Et puis, cela la déconcerta tellement qu'elle en oubliait de prendre les commandes et, au contraire, de se plier à celles de quelqu'un d'autre. Elle qui préférait... Non, qui aimait et qui ne jurait que par contrôler les choses, c'était plutôt surprenant. Mais au moins, elle avait réussi à convaincre Camille de l'aider.

Une fois le garçon déposé sur la planche, Marina expira assez bruyamment, plus ou moins épuisé après l'avoir soulevé. Puis, elle vit cette main tendue vers elle, qu'elle s'empressa de taper avec la sienne.
Mais ces paroles qui suivirent lui firent hausser un sourcil. Elle continuait de la commander, et ça ne plut pas vraiment à Marina. Mais elle rangea sa fierté et s'empara des bouts de la planche où se situait la tête du garçon.

- Bon, puisque c'est à moi, allons-y. On y retourne à trois. Un... Deux... Trois !
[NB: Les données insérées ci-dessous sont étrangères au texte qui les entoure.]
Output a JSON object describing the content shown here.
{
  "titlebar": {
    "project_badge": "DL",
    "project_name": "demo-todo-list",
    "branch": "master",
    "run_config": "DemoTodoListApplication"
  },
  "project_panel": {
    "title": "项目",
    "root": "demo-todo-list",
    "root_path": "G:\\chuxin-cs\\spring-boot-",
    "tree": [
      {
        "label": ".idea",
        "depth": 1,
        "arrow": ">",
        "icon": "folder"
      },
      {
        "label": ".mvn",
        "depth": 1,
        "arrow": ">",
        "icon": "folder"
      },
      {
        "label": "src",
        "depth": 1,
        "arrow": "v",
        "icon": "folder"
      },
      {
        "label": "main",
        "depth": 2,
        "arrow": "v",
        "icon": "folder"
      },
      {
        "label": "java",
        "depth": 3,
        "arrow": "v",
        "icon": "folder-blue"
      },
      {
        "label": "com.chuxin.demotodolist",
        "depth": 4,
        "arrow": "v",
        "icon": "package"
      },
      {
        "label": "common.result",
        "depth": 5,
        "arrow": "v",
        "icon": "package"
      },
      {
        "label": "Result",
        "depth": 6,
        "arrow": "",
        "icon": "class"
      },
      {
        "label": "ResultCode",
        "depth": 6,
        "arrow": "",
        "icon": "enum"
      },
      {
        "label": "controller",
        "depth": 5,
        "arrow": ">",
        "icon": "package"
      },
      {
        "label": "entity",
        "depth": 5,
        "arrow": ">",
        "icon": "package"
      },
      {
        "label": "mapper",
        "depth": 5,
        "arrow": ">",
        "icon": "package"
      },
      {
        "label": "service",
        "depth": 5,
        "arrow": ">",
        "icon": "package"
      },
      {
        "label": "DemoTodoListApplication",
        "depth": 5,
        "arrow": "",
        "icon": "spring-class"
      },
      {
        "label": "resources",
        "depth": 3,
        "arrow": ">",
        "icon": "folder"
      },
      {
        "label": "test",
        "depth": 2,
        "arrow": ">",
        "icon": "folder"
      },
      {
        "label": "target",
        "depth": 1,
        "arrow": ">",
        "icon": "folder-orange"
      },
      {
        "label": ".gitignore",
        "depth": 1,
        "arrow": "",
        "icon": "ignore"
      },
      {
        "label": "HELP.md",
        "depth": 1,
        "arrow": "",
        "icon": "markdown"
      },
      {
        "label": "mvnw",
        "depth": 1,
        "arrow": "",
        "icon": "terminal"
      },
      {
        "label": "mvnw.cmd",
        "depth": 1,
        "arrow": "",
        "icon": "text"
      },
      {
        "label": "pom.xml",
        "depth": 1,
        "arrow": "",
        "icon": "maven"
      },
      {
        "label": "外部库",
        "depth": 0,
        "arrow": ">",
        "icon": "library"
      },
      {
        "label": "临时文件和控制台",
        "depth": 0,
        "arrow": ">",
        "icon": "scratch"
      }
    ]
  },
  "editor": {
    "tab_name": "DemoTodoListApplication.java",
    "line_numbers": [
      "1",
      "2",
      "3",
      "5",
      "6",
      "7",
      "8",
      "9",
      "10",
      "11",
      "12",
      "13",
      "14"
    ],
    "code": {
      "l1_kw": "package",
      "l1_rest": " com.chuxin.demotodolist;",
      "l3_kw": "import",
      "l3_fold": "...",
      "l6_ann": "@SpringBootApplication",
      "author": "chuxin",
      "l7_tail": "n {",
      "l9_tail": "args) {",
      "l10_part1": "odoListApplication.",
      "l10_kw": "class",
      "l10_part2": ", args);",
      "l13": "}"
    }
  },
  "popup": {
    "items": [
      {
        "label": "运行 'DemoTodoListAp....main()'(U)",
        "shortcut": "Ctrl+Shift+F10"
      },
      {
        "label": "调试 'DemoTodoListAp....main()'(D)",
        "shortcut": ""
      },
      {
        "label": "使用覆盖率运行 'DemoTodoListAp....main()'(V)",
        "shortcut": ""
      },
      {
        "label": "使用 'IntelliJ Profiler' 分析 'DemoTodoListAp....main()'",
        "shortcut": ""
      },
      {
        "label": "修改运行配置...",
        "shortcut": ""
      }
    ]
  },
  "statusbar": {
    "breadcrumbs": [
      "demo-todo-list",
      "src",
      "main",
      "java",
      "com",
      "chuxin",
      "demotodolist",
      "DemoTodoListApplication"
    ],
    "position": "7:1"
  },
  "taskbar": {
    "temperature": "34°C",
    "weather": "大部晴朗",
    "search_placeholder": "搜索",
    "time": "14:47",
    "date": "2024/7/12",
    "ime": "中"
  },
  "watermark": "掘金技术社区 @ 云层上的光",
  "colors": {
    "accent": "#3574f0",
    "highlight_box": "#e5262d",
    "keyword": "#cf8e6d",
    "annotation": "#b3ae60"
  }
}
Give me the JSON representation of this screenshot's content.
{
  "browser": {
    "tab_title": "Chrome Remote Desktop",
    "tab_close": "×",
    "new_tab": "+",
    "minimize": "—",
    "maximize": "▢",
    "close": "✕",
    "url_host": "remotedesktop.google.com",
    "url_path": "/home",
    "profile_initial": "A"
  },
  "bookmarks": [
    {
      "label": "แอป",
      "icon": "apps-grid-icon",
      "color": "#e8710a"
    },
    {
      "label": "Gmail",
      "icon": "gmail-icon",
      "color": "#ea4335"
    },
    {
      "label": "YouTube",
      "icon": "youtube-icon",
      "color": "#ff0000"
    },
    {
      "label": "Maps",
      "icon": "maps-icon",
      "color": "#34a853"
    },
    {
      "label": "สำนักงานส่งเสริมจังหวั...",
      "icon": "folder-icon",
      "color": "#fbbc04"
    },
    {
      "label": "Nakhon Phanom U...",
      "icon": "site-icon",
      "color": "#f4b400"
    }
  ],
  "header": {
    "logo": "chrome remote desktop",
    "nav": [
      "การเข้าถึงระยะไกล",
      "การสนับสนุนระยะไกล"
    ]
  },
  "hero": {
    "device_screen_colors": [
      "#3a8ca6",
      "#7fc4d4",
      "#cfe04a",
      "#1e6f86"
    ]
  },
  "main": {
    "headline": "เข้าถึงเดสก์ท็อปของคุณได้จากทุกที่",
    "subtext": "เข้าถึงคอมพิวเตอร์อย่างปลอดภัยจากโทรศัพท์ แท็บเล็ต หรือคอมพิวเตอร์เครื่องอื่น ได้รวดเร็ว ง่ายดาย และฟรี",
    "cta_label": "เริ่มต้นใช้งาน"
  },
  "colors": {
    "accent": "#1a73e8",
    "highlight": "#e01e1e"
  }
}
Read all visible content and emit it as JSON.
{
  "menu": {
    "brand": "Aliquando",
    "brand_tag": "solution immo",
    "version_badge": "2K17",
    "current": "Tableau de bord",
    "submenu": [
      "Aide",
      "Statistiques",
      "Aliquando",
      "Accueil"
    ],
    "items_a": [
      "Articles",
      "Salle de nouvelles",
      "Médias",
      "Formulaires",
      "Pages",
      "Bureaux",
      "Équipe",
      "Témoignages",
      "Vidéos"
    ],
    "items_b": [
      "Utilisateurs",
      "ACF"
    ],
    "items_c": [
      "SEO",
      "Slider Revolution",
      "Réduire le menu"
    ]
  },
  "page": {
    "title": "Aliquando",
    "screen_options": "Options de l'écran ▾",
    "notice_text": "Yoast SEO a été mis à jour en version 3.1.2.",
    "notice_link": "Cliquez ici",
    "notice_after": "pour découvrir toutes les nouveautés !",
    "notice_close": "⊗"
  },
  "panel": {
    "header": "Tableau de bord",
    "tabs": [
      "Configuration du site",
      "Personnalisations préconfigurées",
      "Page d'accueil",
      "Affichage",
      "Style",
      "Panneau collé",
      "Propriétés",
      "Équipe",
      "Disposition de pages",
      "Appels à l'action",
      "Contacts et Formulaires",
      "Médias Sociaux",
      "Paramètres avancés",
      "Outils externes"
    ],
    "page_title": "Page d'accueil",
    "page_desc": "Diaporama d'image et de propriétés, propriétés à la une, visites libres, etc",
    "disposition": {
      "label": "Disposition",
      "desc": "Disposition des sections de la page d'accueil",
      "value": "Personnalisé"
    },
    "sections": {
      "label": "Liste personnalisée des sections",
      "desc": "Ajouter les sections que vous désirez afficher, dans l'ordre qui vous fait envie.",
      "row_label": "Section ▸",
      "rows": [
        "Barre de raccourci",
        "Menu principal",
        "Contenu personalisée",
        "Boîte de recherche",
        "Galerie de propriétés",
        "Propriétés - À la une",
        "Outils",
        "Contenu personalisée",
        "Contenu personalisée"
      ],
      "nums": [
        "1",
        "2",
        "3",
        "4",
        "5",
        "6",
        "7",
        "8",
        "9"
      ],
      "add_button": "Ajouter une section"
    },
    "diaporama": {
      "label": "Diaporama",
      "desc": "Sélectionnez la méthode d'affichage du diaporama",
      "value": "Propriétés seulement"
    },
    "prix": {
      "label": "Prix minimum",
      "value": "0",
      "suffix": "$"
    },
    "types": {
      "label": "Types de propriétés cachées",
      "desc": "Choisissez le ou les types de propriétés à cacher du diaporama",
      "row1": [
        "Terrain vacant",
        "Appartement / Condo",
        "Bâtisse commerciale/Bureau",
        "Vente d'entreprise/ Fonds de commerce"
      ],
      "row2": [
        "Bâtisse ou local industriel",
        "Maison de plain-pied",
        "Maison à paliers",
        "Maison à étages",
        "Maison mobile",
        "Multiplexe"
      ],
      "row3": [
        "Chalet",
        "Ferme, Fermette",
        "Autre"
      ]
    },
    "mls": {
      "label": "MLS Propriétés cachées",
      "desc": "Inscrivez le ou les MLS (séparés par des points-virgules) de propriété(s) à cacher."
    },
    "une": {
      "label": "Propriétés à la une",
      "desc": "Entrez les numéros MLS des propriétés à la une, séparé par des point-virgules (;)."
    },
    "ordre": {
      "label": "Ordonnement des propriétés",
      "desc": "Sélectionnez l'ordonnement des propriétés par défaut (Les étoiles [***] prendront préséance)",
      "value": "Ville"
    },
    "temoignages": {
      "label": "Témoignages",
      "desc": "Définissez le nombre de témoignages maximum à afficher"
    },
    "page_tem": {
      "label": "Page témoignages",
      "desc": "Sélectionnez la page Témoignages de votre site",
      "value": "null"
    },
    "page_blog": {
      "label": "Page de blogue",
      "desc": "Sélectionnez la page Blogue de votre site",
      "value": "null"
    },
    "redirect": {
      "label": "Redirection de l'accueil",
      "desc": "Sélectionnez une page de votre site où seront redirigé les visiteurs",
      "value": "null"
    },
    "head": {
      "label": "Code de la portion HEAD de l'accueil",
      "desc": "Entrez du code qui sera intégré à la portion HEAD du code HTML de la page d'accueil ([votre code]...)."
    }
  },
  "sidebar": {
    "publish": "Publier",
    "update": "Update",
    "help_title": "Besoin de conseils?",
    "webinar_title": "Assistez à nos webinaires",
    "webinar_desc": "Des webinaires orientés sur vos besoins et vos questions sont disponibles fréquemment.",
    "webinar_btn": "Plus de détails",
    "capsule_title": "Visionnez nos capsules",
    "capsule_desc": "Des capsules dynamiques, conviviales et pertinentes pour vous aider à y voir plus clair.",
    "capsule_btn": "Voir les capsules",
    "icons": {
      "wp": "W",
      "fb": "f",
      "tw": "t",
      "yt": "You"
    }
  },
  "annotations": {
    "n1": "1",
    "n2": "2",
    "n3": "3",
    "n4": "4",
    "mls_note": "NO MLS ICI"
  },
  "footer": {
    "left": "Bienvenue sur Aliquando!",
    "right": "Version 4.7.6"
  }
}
Sans douter de Camille qui devait faire la même chose qu'elle, elle souleva la planche avec le corps du garçon. Elle avait dit de garder les bras bien droits, mais cela l'empêchait de se mouvoir correctement. Elle avança tout de même, confiante, jusqu'aux escaliers.
Elle regarda Camille avant de s'exprimer à nouveau :

- Il va falloir que tu lèves de plus en plus des bras lorsque je vais commencer à monter. Ensuite, c'est complètement instinctif. Prête ?

Elle n'attendit pas vraiment sa réponse et commença à gravir les marches. Ce fut assez difficile, la coordination n'étant pas vraiment son fort, mais elle appréciait tout de même ce petit moment d'entraide.
Enfin, elle entra dans la maison, où elle déposa directement - mais avec douceur - la planche dans l'entrée, les muscles de ses bras commençant à souffrir.

- Bon, voilà une bonne chose de faite ! Tu as de l'eau et du tissus ? Je vais commencer à regarder ses plaies, si il en a.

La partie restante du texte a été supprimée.